GPUOpen-Tools / GPU-Reshape

GPU Reshape (GRS) is an API & vendor agnostic instrumentation framework, with instruction level validation.
Other
374 stars 12 forks source link

Vulkan - having Khronos validation layer fails instance creation #52

Closed ColumbusUtrigas closed 7 months ago

ColumbusUtrigas commented 8 months ago

VK_LAYER_KHRONOS_validation

miguel-petersen commented 8 months ago

Hi! Could you describe how you enable the layer?

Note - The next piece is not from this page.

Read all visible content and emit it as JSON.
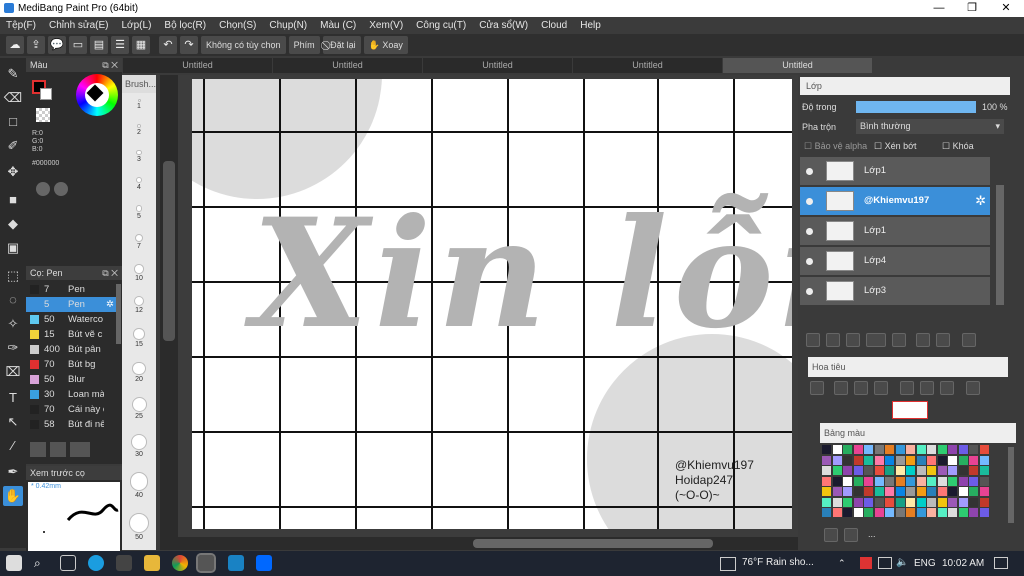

Manually adding it to the instance layers, Vulkan Configurator, etc.?

Additionally, what Vulkan SDK are you on?

ColumbusUtrigas commented 8 months ago

Hi!

Vulkan SDK 1.3.246.1, manually adding "VK_LAYER_KHRONOS_validation" and putting it into VkInstanceCreateInfo, then on vkCreateInstance I get VK_ERROR_LAYER_NOT_PRESENT. Not using Vulkan configurator.

miguel-petersen commented 8 months ago

I'm not sure if the vulkan loader has this feature on by default, but just in case, could you run your app with the environment variable "VK_LOADER_DEBUG" set to "all"?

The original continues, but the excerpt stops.